Oh, cavolo. Holt sgranò gli occhi un istante prima di afferrarla per le spalle e sorreggerla a una sconveniente distanza da sé.
Briar doveva prendere in mano la situazione. Gli afferrò i baveri della giacca e premette la propria bocca sulla sua. D'impeto.
Non era stata sua intenzione essere tanto aggressiva, ma era stata spinta dallo slancio. E perciò si ritrovò a conquistargli la bocca. Tuttavia il naso del giovane non scivolò accanto al suo. Le sue labbra erano calde, ma non avevano lo stesso sapore di quelle di Nicholas. L'odore della sua pelle non le ricordava un caldo pomeriggio autunnale, né le annodava lo stomaco.
Sebbene quel contatto fosse piacevole, non stavano condividendo la stessa esperienza.

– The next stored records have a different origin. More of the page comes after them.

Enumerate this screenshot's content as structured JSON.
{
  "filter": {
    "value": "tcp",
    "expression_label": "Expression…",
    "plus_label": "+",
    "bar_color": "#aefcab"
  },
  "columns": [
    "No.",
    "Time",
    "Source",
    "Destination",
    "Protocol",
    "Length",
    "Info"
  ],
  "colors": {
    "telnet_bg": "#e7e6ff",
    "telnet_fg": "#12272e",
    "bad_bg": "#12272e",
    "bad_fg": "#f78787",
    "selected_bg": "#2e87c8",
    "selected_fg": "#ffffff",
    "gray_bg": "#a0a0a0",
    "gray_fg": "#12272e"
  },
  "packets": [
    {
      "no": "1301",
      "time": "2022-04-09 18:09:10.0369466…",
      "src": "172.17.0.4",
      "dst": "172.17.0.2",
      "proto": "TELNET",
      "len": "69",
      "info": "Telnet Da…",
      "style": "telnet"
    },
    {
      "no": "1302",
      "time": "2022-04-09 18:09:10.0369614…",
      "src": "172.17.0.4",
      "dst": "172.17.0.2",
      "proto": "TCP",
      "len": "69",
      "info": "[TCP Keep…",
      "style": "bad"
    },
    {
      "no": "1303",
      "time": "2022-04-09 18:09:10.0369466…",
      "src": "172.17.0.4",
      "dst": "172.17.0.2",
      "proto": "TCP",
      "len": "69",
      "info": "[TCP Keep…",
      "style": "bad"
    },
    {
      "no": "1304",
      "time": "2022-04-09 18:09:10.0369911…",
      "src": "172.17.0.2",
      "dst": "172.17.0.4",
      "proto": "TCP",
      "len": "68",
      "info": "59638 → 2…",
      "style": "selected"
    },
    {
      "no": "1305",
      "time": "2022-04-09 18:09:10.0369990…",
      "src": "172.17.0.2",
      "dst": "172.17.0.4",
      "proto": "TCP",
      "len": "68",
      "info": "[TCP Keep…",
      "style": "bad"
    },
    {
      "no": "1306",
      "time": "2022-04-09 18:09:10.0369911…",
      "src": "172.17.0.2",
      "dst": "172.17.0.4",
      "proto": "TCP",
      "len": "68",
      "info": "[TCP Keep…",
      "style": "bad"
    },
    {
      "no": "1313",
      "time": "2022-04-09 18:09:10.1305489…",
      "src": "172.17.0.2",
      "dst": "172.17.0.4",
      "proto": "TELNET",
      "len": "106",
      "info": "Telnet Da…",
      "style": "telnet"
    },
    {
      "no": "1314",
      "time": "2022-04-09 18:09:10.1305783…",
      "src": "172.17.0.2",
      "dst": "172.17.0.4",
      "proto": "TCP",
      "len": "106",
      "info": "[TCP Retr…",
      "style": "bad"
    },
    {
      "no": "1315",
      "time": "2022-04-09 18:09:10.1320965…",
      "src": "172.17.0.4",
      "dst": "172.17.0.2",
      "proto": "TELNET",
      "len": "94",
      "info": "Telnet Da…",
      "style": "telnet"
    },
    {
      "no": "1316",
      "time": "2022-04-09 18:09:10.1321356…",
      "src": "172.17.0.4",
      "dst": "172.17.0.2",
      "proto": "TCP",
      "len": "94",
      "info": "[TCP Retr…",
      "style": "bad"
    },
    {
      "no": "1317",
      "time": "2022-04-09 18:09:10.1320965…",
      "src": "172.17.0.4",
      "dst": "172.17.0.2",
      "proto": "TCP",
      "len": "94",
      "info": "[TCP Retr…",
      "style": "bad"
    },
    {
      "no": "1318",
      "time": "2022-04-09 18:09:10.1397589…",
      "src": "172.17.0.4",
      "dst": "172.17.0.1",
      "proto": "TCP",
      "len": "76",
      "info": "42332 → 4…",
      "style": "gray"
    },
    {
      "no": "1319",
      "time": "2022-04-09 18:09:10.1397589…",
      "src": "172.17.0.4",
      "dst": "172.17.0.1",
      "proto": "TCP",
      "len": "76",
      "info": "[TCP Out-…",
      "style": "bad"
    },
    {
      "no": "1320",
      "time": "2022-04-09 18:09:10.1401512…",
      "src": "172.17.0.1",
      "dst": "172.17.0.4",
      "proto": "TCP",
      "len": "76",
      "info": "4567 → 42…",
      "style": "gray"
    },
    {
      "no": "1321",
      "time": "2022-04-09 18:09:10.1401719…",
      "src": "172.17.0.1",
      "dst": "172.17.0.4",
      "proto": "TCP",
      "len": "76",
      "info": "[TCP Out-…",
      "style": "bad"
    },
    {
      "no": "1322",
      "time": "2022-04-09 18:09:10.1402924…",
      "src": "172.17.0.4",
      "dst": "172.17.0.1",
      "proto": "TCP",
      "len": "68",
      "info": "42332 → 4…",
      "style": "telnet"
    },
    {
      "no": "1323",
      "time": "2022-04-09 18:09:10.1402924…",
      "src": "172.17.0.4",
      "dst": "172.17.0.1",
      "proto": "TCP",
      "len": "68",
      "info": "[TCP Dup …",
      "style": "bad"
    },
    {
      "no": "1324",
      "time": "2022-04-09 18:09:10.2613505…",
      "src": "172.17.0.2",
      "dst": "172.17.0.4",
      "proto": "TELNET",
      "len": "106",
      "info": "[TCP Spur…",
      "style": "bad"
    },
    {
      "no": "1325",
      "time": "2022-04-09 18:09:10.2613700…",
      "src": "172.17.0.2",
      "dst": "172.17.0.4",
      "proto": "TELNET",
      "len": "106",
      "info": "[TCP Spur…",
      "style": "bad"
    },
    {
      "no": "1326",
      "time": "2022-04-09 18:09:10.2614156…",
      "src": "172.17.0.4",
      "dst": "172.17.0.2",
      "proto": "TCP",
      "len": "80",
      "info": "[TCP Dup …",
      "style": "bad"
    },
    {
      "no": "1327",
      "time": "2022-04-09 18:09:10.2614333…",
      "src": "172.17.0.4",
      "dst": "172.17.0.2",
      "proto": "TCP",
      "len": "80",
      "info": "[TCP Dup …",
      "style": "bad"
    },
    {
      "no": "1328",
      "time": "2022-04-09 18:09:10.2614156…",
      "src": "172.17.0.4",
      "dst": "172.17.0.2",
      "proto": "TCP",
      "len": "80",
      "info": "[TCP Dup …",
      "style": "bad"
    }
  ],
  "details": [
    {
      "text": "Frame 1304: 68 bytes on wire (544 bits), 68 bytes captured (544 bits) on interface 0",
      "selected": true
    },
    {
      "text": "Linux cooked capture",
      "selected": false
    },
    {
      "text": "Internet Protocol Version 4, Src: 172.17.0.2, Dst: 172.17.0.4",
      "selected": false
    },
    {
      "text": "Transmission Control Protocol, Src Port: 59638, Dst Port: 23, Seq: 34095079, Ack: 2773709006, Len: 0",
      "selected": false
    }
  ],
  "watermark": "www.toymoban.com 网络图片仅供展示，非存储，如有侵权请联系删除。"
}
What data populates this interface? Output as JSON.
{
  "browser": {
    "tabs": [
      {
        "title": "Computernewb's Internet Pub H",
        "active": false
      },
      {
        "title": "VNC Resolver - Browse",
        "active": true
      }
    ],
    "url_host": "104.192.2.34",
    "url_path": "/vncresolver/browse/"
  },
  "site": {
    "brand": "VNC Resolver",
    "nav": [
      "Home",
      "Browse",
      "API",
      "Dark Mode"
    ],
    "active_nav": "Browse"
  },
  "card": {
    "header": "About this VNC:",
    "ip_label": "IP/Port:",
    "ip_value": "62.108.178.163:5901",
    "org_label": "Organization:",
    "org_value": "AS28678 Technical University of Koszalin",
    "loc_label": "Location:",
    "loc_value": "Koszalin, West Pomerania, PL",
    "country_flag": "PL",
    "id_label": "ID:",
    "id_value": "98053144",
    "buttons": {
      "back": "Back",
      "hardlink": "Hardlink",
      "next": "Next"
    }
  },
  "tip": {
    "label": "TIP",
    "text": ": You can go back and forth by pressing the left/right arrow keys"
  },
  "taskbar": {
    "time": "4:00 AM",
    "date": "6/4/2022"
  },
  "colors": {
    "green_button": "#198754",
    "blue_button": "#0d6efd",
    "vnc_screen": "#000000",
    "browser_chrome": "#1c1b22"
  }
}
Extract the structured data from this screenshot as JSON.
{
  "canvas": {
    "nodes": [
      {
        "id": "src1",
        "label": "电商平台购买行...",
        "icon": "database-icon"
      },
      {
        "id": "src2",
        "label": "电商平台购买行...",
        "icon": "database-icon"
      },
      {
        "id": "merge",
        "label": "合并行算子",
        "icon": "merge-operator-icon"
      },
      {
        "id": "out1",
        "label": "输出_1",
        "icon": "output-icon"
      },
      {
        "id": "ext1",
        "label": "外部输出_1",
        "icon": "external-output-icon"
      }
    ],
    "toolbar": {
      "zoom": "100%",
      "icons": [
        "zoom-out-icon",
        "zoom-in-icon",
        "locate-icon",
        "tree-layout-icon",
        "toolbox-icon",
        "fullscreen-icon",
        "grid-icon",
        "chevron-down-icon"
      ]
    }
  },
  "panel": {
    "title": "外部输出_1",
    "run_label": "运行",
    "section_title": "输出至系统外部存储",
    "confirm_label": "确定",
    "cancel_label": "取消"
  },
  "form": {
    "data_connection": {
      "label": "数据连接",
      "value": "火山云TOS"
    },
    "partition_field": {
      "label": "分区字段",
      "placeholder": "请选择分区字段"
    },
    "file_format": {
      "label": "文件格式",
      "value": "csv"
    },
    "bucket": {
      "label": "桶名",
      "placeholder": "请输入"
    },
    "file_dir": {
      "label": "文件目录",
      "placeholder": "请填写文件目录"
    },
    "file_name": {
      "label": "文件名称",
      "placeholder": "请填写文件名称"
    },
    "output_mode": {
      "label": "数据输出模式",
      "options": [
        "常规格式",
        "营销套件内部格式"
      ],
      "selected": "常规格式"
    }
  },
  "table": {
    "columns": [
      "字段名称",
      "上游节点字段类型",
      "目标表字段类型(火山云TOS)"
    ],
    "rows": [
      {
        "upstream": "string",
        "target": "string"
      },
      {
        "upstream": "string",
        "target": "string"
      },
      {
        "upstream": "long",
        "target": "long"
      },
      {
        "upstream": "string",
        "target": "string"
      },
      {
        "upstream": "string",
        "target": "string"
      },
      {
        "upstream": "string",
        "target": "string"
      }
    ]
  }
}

Gradualmente lui la allontanò da sé, l'espressione imbarazzata. «Miss Bourne, mi scuso se vi ho dato l'impressione di avervi chiesto di uscire per un motivo che non fosse quello di discutere dell'agenzia di vostro zio.»
«Non ne avevate?»
«Siete un bocconcino allettante, ma non sono il tipo che si lascia trasportare dall'entusiasmo.»
Fu travolta da un'ondata di imbarazzo. «Intendete dire che non volevate baciarmi?»
Lui ridacchiò. «Le vostre labbra sono appetitose, ma purtroppo non mescolo mai gli affari con il piacere. Troppo complicato. Viste le circostanze, forse è meglio che non mi iscriva all'agenzia.»
Briar era mortificata. E, a peggiorare le cose, era chiaro che il nastro dopotutto non era un portafortuna.